One thing that I recently learned – or figured out – changed my view of one thing in particular. I’ve been studying there for about 9 months. We start with no belt as a candidate. We have to earn our white belt, which is pretty cool. I’m currently a yellow belt and I mentioned to Sensei that I would not make it out of the summer with the same belt. The first thing he asked me was, “when did you earn your yellow belt?”
Wait, what? Why does that matter? If I’m ready, I’m ready!
Ah, but there is a reason for this limitation to advancement: patience. Although I’m clearly not “yellow belt material”, I showed impatience to move on, as if I were not able to be content with mastering what I already have on my plate. And let’s not mince words; I’m pretty damn good, but I have not mastered my material. I can move on, but I can also improve what I already have – and the fundamentals are always the most important material, aren’t they?
Yes, our belts are important, as well! I never really thought of it before, but I have a new appreciation for why we have them.
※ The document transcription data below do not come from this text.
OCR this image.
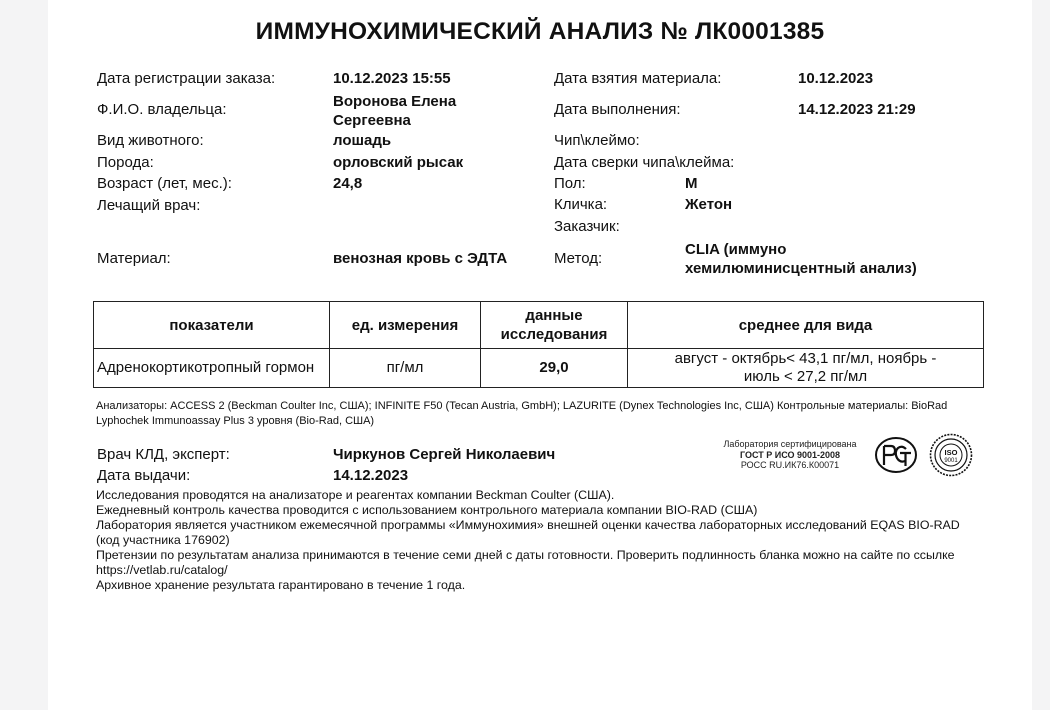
ИММУНОХИМИЧЕСКИЙ АНАЛИЗ № ЛК0001385
Дата регистрации заказа:	10.12.2023 15:55
Ф.И.О. владельца:	Воронова Елена Сергеевна
Вид животного:	лошадь
Порода:	орловский рысак
Возраст (лет, мес.):	24,8
Лечащий врач:
Материал:	венозная кровь с ЭДТА
Дата взятия материала:	10.12.2023
Дата выполнения:	14.12.2023 21:29
Чип\клеймо:
Дата сверки чипа\клейма:
Пол:	М
Кличка:	Жетон
Заказчик:
Метод:
CLIA (иммуно хемилюминисцентный анализ)
показатели	ед. измерения	данные исследования	среднее для вида
Адренокортикотропный гормон	пг/мл	29,0	август - октябрь< 43,1 пг/мл, ноябрь - июль < 27,2 пг/мл
Анализаторы: ACCESS 2 (Beckman Coulter Inc, США); INFINITE F50 (Tecan Austria, GmbH); LAZURITE (Dynex Technologies Inc, США) Контрольные материалы: BioRad Lyphochek Immunoassay Plus 3 уровня (Bio-Rad, США)
Врач КЛД, эксперт:	Чиркунов Сергей Николаевич
Дата выдачи:	14.12.2023
Лаборатория сертифицирована
ГОСТ Р ИСО 9001-2008
РОСС RU.ИК76.К00071
ISO
9001
Исследования проводятся на анализаторе и реагентах компании Beckman Coulter (США).
Ежедневный контроль качества проводится с использованием контрольного материала компании BIO-RAD (США)
Лаборатория является участником ежемесячной программы «Иммунохимия» внешней оценки качества лабораторных исследований EQAS BIO-RAD (код участника 176902)
Претензии по результатам анализа принимаются в течение семи дней с даты готовности. Проверить подлинность бланка можно на сайте по ссылке https://vetlab.ru/catalog/
Архивное хранение результата гарантировано в течение 1 года.
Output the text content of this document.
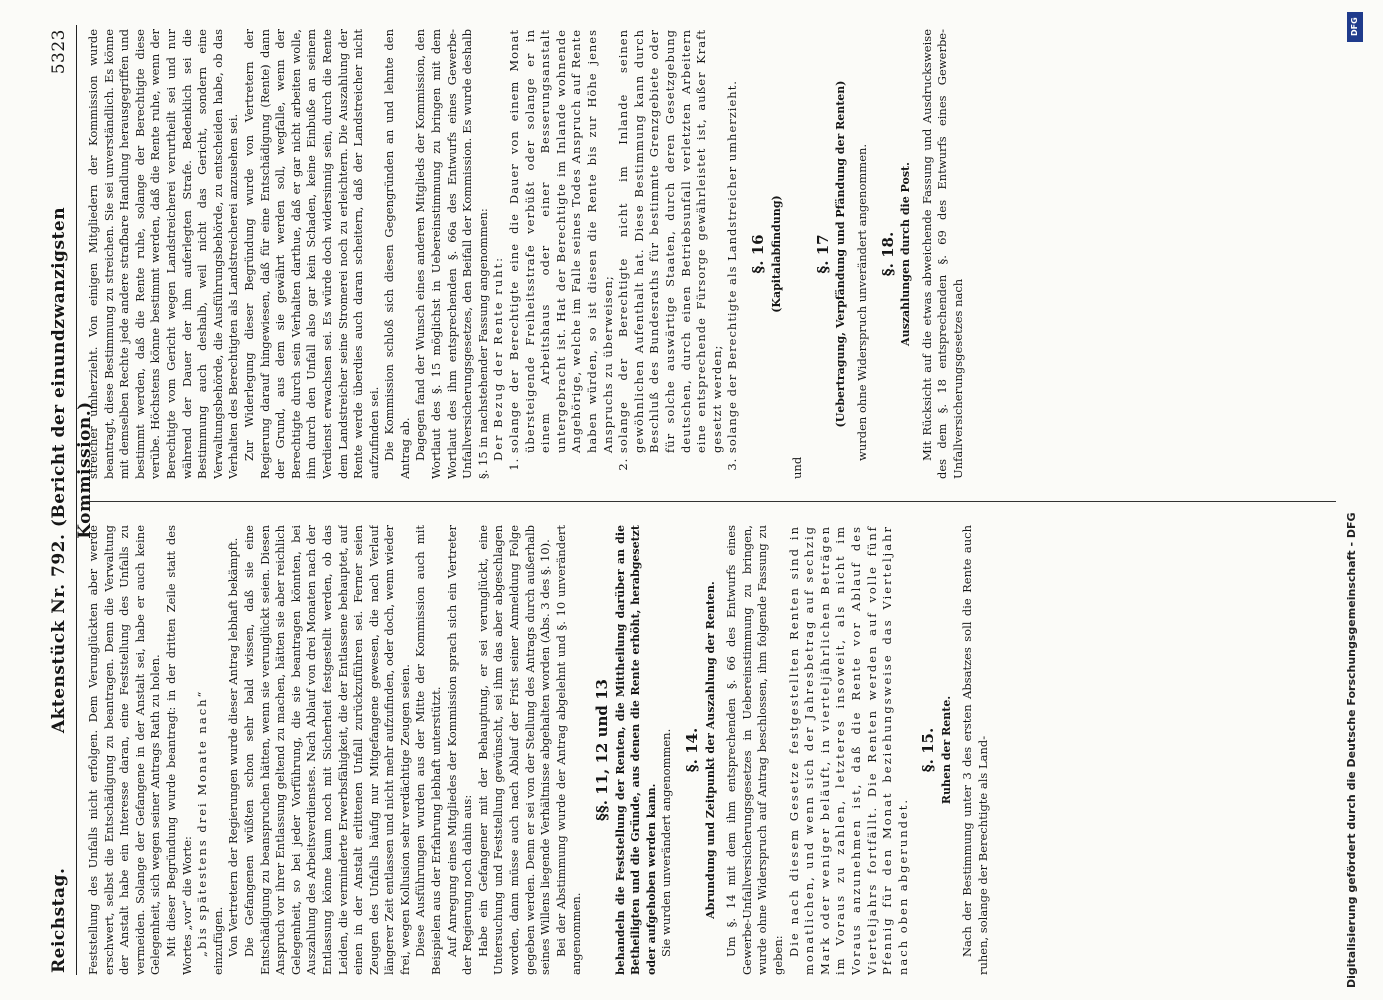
Reichstag.
Aktenstück Nr. 792. (Bericht der einundzwanzigsten Kommission.)
5323

Feststellung des Unfalls nicht erfolgen. Dem Verunglückten aber werde erschwert, selbst die Entschädigung zu beantragen. Denn die Verwaltung der Anstalt habe ein Interesse daran, eine Feststellung des Unfalls zu vermeiden. Solange der Gefangene in der Anstalt sei, habe er auch keine Gelegenheit, sich wegen seiner Antrags Rath zu holen. Mit dieser Begründung wurde beantragt: in der dritten Zeile statt des Wortes „vor“ die Worte: „bis spätestens drei Monate nach“ einzufügen. Von Vertretern der Regierungen wurde dieser Antrag lebhaft bekämpft. Die Gefangenen wüßten schon sehr bald wissen, daß sie eine Entschädigung zu beanspruchen hätten, wenn sie verunglückt seien. Diesen Anspruch vor ihrer Entlassung geltend zu machen, hätten sie aber reichlich Gelegenheit, so bei jeder Vorführung, die sie beantragen könnten, bei Auszahlung des Arbeitsverdienstes. Nach Ablauf von drei Monaten nach der Entlassung könne kaum noch mit Sicherheit festgestellt werden, ob das Leiden, die verminderte Erwerbsfähigkeit, die der Entlassene behauptet, auf einen in der Anstalt erlittenen Unfall zurückzuführen sei. Ferner seien Zeugen des Unfalls häufig nur Mitgefangene gewesen, die nach Verlauf längerer Zeit entlassen und nicht mehr aufzufinden, oder doch, wenn wieder frei, wegen Kollusion sehr verdächtige Zeugen seien. Diese Ausführungen wurden aus der Mitte der Kommission auch mit Beispielen aus der Erfahrung lebhaft unterstützt. Auf Anregung eines Mitgliedes der Kommission sprach sich ein Vertreter der Regierung noch dahin aus: Habe ein Gefangener mit der Behauptung, er sei verunglückt, eine Untersuchung und Feststellung gewünscht, sei ihm das aber abgeschlagen worden, dann müsse auch nach Ablauf der Frist seiner Anmeldung Folge gegeben werden. Denn er sei von der Stellung des Antrags durch außerhalb seines Willens liegende Verhältnisse abgehalten worden (Abs. 3 des §. 10). Bei der Abstimmung wurde der Antrag abgelehnt und §. 10 unverändert angenommen.

§§. 11, 12 und 13 behandeln die Feststellung der Renten, die Mittheilung darüber an die Betheiligten und die Gründe, aus denen die Rente erhöht, herabgesetzt oder aufgehoben werden kann. Sie wurden unverändert angenommen. §. 14. Abrundung und Zeitpunkt der Auszahlung der Renten. Um §. 14 mit dem ihm entsprechenden §. 66 des Entwurfs eines Gewerbe-Unfallversicherungsgesetzes in Uebereinstimmung zu bringen, wurde ohne Widerspruch auf Antrag beschlossen, ihm folgende Fassung zu geben: Die nach diesem Gesetze festgestellten Renten sind in monatlichen, und wenn sich der Jahresbetrag auf sechzig Mark oder weniger beläuft, in vierteljährlichen Beträgen im Voraus zu zahlen, letzteres insoweit, als nicht im Voraus anzunehmen ist, daß die Rente vor Ablauf des Vierteljahrs fortfällt. Die Renten werden auf volle fünf Pfennig für den Monat beziehungsweise das Vierteljahr nach oben abgerundet.

§. 15. Ruhen der Rente. Nach der Bestimmung unter 3 des ersten Absatzes soll die Rente auch ruhen, solange der Berechtigte als Land-

streicher umherzieht. Von einigen Mitgliedern der Kommission wurde beantragt, diese Bestimmung zu streichen. Sie sei unverständlich. Es könne mit demselben Rechte jede andere strafbare Handlung herausgegriffen und bestimmt werden, daß die Rente ruhe, solange der Berechtigte diese verübe. Höchstens könne bestimmt werden, daß die Rente ruhe, wenn der Berechtigte vom Gericht wegen Landstreicherei verurtheilt sei und nur während der Dauer der ihm auferlegten Strafe. Bedenklich sei die Bestimmung auch deshalb, weil nicht das Gericht, sondern eine Verwaltungsbehörde, die Ausführungsbehörde, zu entscheiden habe, ob das Verhalten des Berechtigten als Landstreicherei anzusehen sei. Zur Widerlegung dieser Begründung wurde von Vertretern der Regierung darauf hingewiesen, daß für eine Entschädigung (Rente) dann der Grund, aus dem sie gewährt werden soll, wegfalle, wenn der Berechtigte durch sein Verhalten darthue, daß er gar nicht arbeiten wolle, ihm durch den Unfall also gar kein Schaden, keine Einbuße an seinem Verdienst erwachsen sei. Es würde doch widersinnig sein, durch die Rente dem Landstreicher seine Stromerei noch zu erleichtern. Die Auszahlung der Rente werde überdies auch daran scheitern, daß der Landstreicher nicht aufzufinden sei. Die Kommission schloß sich diesen Gegengründen an und lehnte den Antrag ab. Dagegen fand der Wunsch eines anderen Mitglieds der Kommission, den Wortlaut des §. 15 möglichst in Uebereinstimmung zu bringen mit dem Wortlaut des ihm entsprechenden §. 66a des Entwurfs eines Gewerbe-Unfallversicherungsgesetzes, den Beifall der Kommission. Es wurde deshalb §. 15 in nachstehender Fassung angenommen: Der Bezug der Rente ruht: 1. solange der Berechtigte eine die Dauer von einem Monat übersteigende Freiheitsstrafe verbüßt oder solange er in einem Arbeitshaus oder einer Besserungsanstalt untergebracht ist. Hat der Berechtigte im Inlande wohnende Angehörige, welche im Falle seines Todes Anspruch auf Rente haben würden, so ist diesen die Rente bis zur Höhe jenes Anspruchs zu überweisen; 2. solange der Berechtigte nicht im Inlande seinen gewöhnlichen Aufenthalt hat. Diese Bestimmung kann durch Beschluß des Bundesraths für bestimmte Grenzgebiete oder für solche auswärtige Staaten, durch deren Gesetzgebung deutschen, durch einen Betriebsunfall verletzten Arbeitern eine entsprechende Fürsorge gewährleistet ist, außer Kraft gesetzt werden; 3. solange der Berechtigte als Landstreicher umherzieht. §. 16 (Kapitalabfindung)

und

§. 17 (Uebertragung, Verpfändung und Pfändung der Renten) wurden ohne Widerspruch unverändert angenommen. §. 18. Auszahlungen durch die Post. Mit Rücksicht auf die etwas abweichende Fassung und Ausdrucksweise des dem §. 18 entsprechenden §. 69 des Entwurfs eines Gewerbe-Unfallversicherungsgesetzes nach

DFG
Digitalisierung gefördert durch die Deutsche Forschungsgemeinschaft - DFG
Not only do they keep our curriculum in order (each level builds on the previous), they keep us focused on what we are currently studying so we don’t jump ahead. They keep us patient and humble. There is nothing that will bring a martial artist down faster than his own pride and arrogance.
I’ve given some examples when ranking systems have been both beneficial and detrimental to different martial arts disciplines. What do you think? Do you have ranks in your school? What are they, and do they tend to help or hurt? If you run a school yourself, does this article make you think about your own approach? Let us know!